A ce stade, nous constatons un autre fait. Nous ne pouvons jamais être sûrs de la similitude entre ce que nous ressentons quand nous dégustons une nourriture et ce qu'une autre personne ressent quand elle déguste cette même nourriture, ou entre ce que nous percevons quand nous entendons une voix et ce qu'une autre personne perçoit quand elle entend celle-ci. A ce sujet, Lincoln Barnett dit que "personne ne peut savoir si une autre personne perçoit la couleur rouge ou entend la note do central de la même façon que lui-même les perçoit." (Lincoln Barnett, The Universe and Dr. Einstein, William Sloane Associate, New York, 1948, p. 20)

Notre sens du toucher n'est pas différent des autres sens.

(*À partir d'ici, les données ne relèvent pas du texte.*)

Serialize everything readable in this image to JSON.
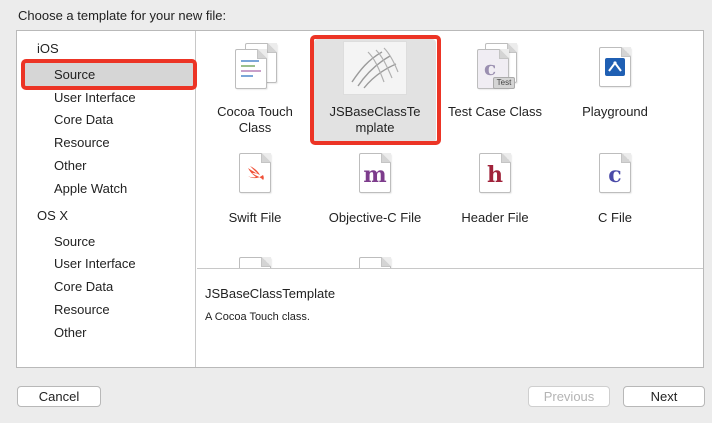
{
  "dialog": {
    "header": "Choose a template for your new file:"
  },
  "sidebar": {
    "groups": [
      {
        "label": "iOS",
        "items": [
          "Source",
          "User Interface",
          "Core Data",
          "Resource",
          "Other",
          "Apple Watch"
        ]
      },
      {
        "label": "OS X",
        "items": [
          "Source",
          "User Interface",
          "Core Data",
          "Resource",
          "Other"
        ]
      }
    ],
    "selected": "iOS / Source"
  },
  "templates": [
    {
      "line1": "Cocoa Touch",
      "line2": "Class",
      "icon": "cocoa-touch-class-icon"
    },
    {
      "line1": "JSBaseClassTe",
      "line2": "mplate",
      "icon": "hands-template-icon",
      "selected": true
    },
    {
      "line1": "Test Case Class",
      "line2": "",
      "icon": "test-case-icon",
      "badge": "Test"
    },
    {
      "line1": "Playground",
      "line2": "",
      "icon": "playground-icon"
    },
    {
      "line1": "Swift File",
      "line2": "",
      "icon": "swift-icon"
    },
    {
      "line1": "Objective-C File",
      "line2": "",
      "icon": "m-file-icon",
      "glyph": "m"
    },
    {
      "line1": "Header File",
      "line2": "",
      "icon": "h-file-icon",
      "glyph": "h"
    },
    {
      "line1": "C File",
      "line2": "",
      "icon": "c-file-icon",
      "glyph": "c"
    }
  ],
  "description": {
    "title": "JSBaseClassTemplate",
    "text": "A Cocoa Touch class."
  },
  "buttons": {
    "cancel": "Cancel",
    "previous": "Previous",
    "next": "Next"
  },
  "colors": {
    "highlight": "#ec3425",
    "selection": "#d6d6d6",
    "swift": "#f05138",
    "objc": "#7d3c8c",
    "header": "#a0223a",
    "c": "#4a4aa8",
    "playground": "#1f5fb3"
  }
}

Quand nous manipulons un objet, toutes les informations susceptibles de nous aider à reconnaître cet objet sont transmises au cerveau par les nerfs sensoriels qui se trouvent sur la peau. La sensation du toucher se constitue dans notre cerveau. Contrairement à la croyance générale, l'endroit où nous percevons le sens du toucher n'est pas situé sur notre peau ou sur le bout de nos doigts mais plutôt au centre tactile situé dans notre cerveau. Nous ressentons différentes sensations relatives à certains objets tels que la dureté ou la douceur, la chaleur ou le froid. Ceci résulte de l'évaluation du cerveau des stimulations électriques émanant de la peau. Nous dérivons tous les détails qui nous aident à reconnaître un objet à partir de ces stimulations. A propos de ce fait important, méditons sur les pensées de deux célèbres philosophes, B. Russell et L. J. J. Wittgeinstein :

"Par exemple, nous ne pouvons pas nous demander ni étudier si le citron existe véritablement ou pas, ni savoir comment il est apparu. Un citron consiste simplement en un goût senti par la langue, une odeur sentie par le nez, une couleur et forme senties par l'œil, et ce sont seulement ces caractéristiques qui peuvent se prêter à l'étude et l'évaluation. La science ne peut jamais connaître le monde physique." (Orhan Hançerlioðlu, Düþünce Tarihi, Istanbul: Remzi Kitabevi, 6ème éd., septembre 1995, p. 447)

Il nous est impossible d'atteindre l'original du monde physique à l'extérieur de notre cerveau. Tous les objets qui nous entourent sont un ensemble de perceptions telles que la vue, l'ouïe, et le toucher. Durant toute notre vie, notre cerveau, en traitant les données dans le centre de vision et dans d'autres centres sensoriels, ne confronte pas l'"original" de la matière qui existe à l'extérieur mais plutôt la copie qui en est faite à l'intérieur de notre cerveau. Nous ne pouvons jamais connaître comment sont les formes originales de ces copies.